You would think I might have learned from experience. Never rush out to do a POTA activation without first checking that all the necessary parts of my portable kit are packed.
The last time I made this mistake it was the power cable that was missing. This time I arrived on site without an antenna!
My local library has Ontario Parks day passes that can be borrowed at no charge. I had just picked mine up and was excited to get out and use it.
It was about a 45-minute drive from home to Craigleith Provincial Park on the south shore of Georgian Bay. Shortly after arriving I unpacked my radio, battery, CW paddle and earbud phones. I grabbed the modified aluminum ski pole that I use to support my portable vertical antenna and drove it into the hard ground with a rock that was lying nearby.
Then, suddenly, I had one of those “oh no!” moments when I reached for the antenna and realized I had left it at home!
“What the heck am I going to do now?” I thought. My first reaction was to shrug my shoulders and forget about the activation. But then I thought, “what would MacGyver do in this situation?”

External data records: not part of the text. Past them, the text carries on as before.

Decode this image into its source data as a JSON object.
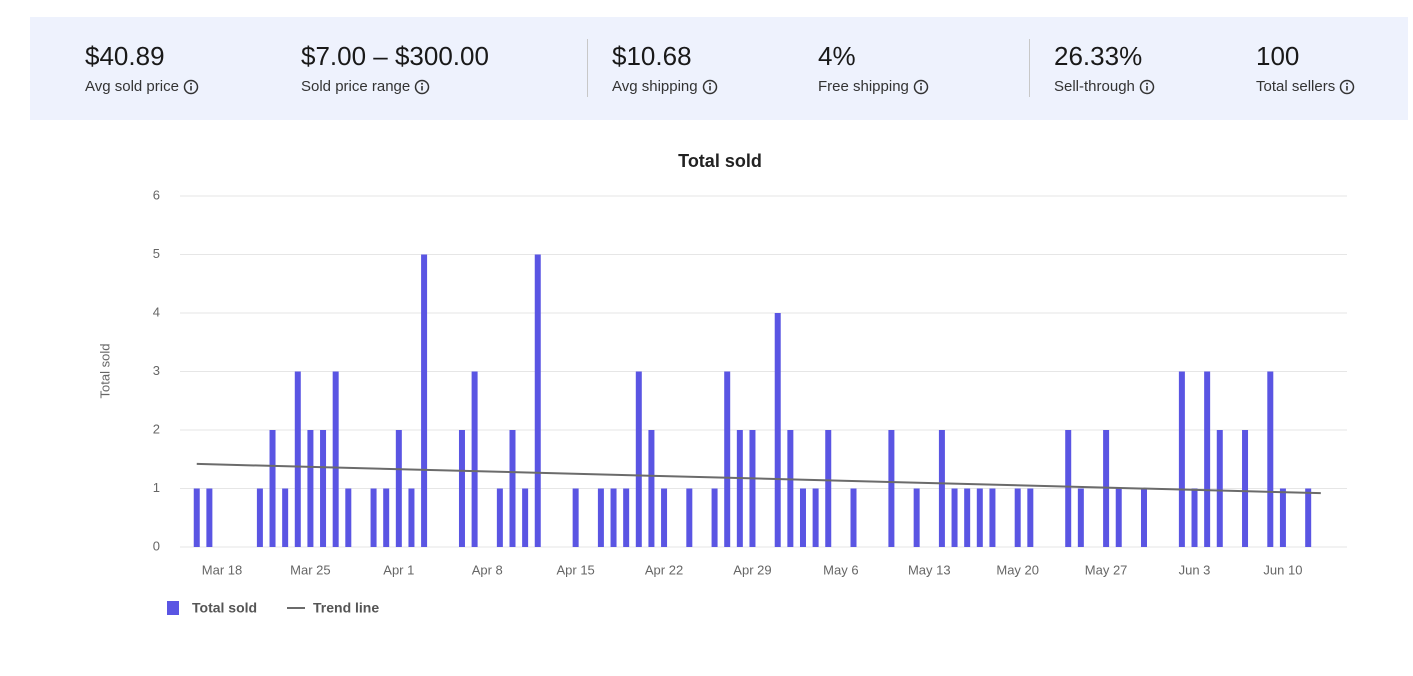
{
  "stats": [
    {
      "value": "$40.89",
      "label": "Avg sold price"
    },
    {
      "value": "$7.00 – $300.00",
      "label": "Sold price range"
    },
    {
      "value": "$10.68",
      "label": "Avg shipping"
    },
    {
      "value": "4%",
      "label": "Free shipping"
    },
    {
      "value": "26.33%",
      "label": "Sell-through"
    },
    {
      "value": "100",
      "label": "Total sellers"
    }
  ],
  "chart_data": {
    "type": "bar",
    "title": "Total sold",
    "y_label": "Total sold",
    "categories": [
      null,
      null,
      null,
      "Mar 18",
      null,
      null,
      null,
      null,
      null,
      null,
      "Mar 25",
      null,
      null,
      null,
      null,
      null,
      null,
      "Apr 1",
      null,
      null,
      null,
      null,
      null,
      null,
      "Apr 8",
      null,
      null,
      null,
      null,
      null,
      null,
      "Apr 15",
      null,
      null,
      null,
      null,
      null,
      null,
      "Apr 22",
      null,
      null,
      null,
      null,
      null,
      null,
      "Apr 29",
      null,
      null,
      null,
      null,
      null,
      null,
      "May 6",
      null,
      null,
      null,
      null,
      null,
      null,
      "May 13",
      null,
      null,
      null,
      null,
      null,
      null,
      "May 20",
      null,
      null,
      null,
      null,
      null,
      null,
      "May 27",
      null,
      null,
      null,
      null,
      null,
      null,
      "Jun 3",
      null,
      null,
      null,
      null,
      null,
      null,
      "Jun 10",
      null,
      null,
      null,
      null
    ],
    "series": [
      {
        "name": "Total sold",
        "color": "#5a55e3",
        "values": [
          0,
          1,
          1,
          0,
          0,
          0,
          1,
          2,
          1,
          3,
          2,
          2,
          3,
          1,
          0,
          1,
          1,
          2,
          1,
          5,
          0,
          0,
          2,
          3,
          0,
          1,
          2,
          1,
          5,
          0,
          0,
          1,
          0,
          1,
          1,
          1,
          3,
          2,
          1,
          0,
          1,
          0,
          1,
          3,
          2,
          2,
          0,
          4,
          2,
          1,
          1,
          2,
          0,
          1,
          0,
          0,
          2,
          0,
          1,
          0,
          2,
          1,
          1,
          1,
          1,
          0,
          1,
          1,
          0,
          0,
          2,
          1,
          0,
          2,
          1,
          0,
          1,
          0,
          0,
          3,
          1,
          3,
          2,
          0,
          2,
          0,
          3,
          1,
          0,
          1,
          0,
          0
        ]
      }
    ],
    "trend": {
      "name": "Trend line",
      "color": "#6b6b6b",
      "values": [
        1.42,
        0.92
      ]
    },
    "ylim": [
      0,
      6
    ],
    "yticks": [
      0,
      1,
      2,
      3,
      4,
      5,
      6
    ],
    "grid": true
  }
}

My mind was processing all kinds of ideas for saving the day. None seemed practical until I remembered the 33ft counterpoise wire in my pack. “Hey, maybe I could make a dipole”. But I had no means for connecting a dipole to my coax feedline.
I used to know a guy who claimed to be a purveyor of the hardest organ in your body – he was a dentist. I am sure he would not have approved of the way I stripped the insulation off my Macgyver-inspired dipole after I cut that 33ft wire in half.
Next problem: how to connect the two wires to the coax. One wire had a big alligator clip on one end that I clipped to the coax shield. The other wire was wrapped around the centre pin of the PL-259 plug on the coax.
The centre of the dipole was only about 4ft above ground. I threw the ends of the wires into nearby trees but they were only 8 to 10 feet above ground. There was no way I was going to be heard with an antenna like this!
Well I was wrong! I keyed up and saw the SWR was less than 1.5:1 and felt a surge of hope. After self-spotting on the POTA website I started calling CQ. The responses came thick and fast. I logged stations from the US west and several in Texas and Florida.
Then, with mild astonishment I logged a station in Sweden, followed shortly afterwards by another station in Belgium!
So, the moral of the story is never give up and never underestimate a simple makeshift antenna. Use whatever you have and think positive!